HRteamに新卒入社。 キャリアアドバイザーの経験を経てマーケティング事業へ異動。 アドバイザー時代にサービス立ち上げや人材開発、人事の業務に携わり、現在では「Digmedia」のメディア運営責任者を担っている。
「SPI ENGって対策する意味あるの?」という疑問を持つ就活生からのご相談が、編集部には多数届いています。
「英語なんて大して使わない業界を受けるのに」「どうせネイティブには敵わない」「対策しても点数は変わらない」という声も少なくありません。
しかし編集部が100名以上の就活生と採用担当者へのヒアリングを通じて断言できるのは、SPI ENGの対策には明確な価値があるという事実です。
この記事では、編集部の取材データをもとに、SPI ENG対策が本当に意味あるのかを多角的に検証し、効果的な対策法までお伝えします。
- SPI ENGへの「意味ない」という誤解の正体
- 編集部が取材で確認した対策の本当の価値
- SPI ENGで落ちる3つの不合格パターン
- 編集部推奨の効果的な対策ステップ
- SPI ENG対策を後回しにしている人
- 英語が苦手で対策しても無駄かもしれないと感じている人
- グローバル企業・外資・商社を受ける予定の人
- SPI ENGで不合格になった経験がある人
目次[目次を全て表示する]
「SPI ENGは意味ない」という誤解の正体
SPI ENGへの否定的な意見には一定の根拠がありますが、その多くは誤解や思い込みに基づいています。編集部の取材をもとに、各主張の実態を検証します。
「英語は実務で覚えればいい」という主張の落とし穴
就活生からよく聞かれる「英語なんて入社後に覚えればいい」という考え方は、採用の現実を理解していない主張です。
編集部が複数の採用担当者にヒアリングした結果、英語力を重視する企業の大多数が「入社後に学ぶ姿勢よりも入社時点の基礎力を重視する」と回答していました。
特に商社・外資・グローバルメーカーでは、入社後すぐにグローバルな業務環境に放り込まれるため、英語の基礎がない状態での入社は本人にとっても企業にとっても負担になります。
SPI ENGは「入社後に伸びる可能性」ではなく、「現時点での基礎的な英語処理力」を測る指標です。
「英語は入社後に覚えればいい」と考えている就活生は、採用市場での現実認識のギャップに注意が必要です。
「解答集で楽に通れる」という誤った情報
SNSや掲示板では、SPI ENGの解答集や攻略情報が出回っているという書き込みを目にすることがあります。
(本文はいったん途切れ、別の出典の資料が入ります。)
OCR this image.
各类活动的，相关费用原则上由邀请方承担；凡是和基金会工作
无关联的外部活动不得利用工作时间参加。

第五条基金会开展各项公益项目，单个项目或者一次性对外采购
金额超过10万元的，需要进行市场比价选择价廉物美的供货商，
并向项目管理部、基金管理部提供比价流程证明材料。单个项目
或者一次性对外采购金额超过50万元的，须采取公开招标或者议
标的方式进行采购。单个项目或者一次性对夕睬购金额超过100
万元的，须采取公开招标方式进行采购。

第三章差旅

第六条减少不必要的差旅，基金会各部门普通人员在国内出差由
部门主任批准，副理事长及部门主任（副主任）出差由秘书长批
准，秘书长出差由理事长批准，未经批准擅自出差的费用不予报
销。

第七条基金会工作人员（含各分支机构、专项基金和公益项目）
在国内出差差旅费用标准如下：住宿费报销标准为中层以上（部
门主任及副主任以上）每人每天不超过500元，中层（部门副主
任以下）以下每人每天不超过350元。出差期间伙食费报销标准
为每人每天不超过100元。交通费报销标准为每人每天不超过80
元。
しかし編集部が確認したところ、SPI ENGは出題パターンが多岐にわたっており、特定の「解答集」を暗記しても対応できない設計になっています。
解答集に頼った就活生が本番でパニックになるケースは、編集部のヒアリングでも複数確認されました。
さらに、不正が発覚した場合は内定取り消しや受験資格剥奪というリスクも伴います。
「解答集で楽に通れる」という情報は危険な誘惑であり、正攻法での対策が唯一リスクなく確実に高得点を目指せる方法です。
「英語は面接でわかるから選考基準にする意味がない」という批判
「SPI ENGで英語力を測る必要がない、面接で確認すれば十分だ」という批判は、採用効率の視点を無視した意見です。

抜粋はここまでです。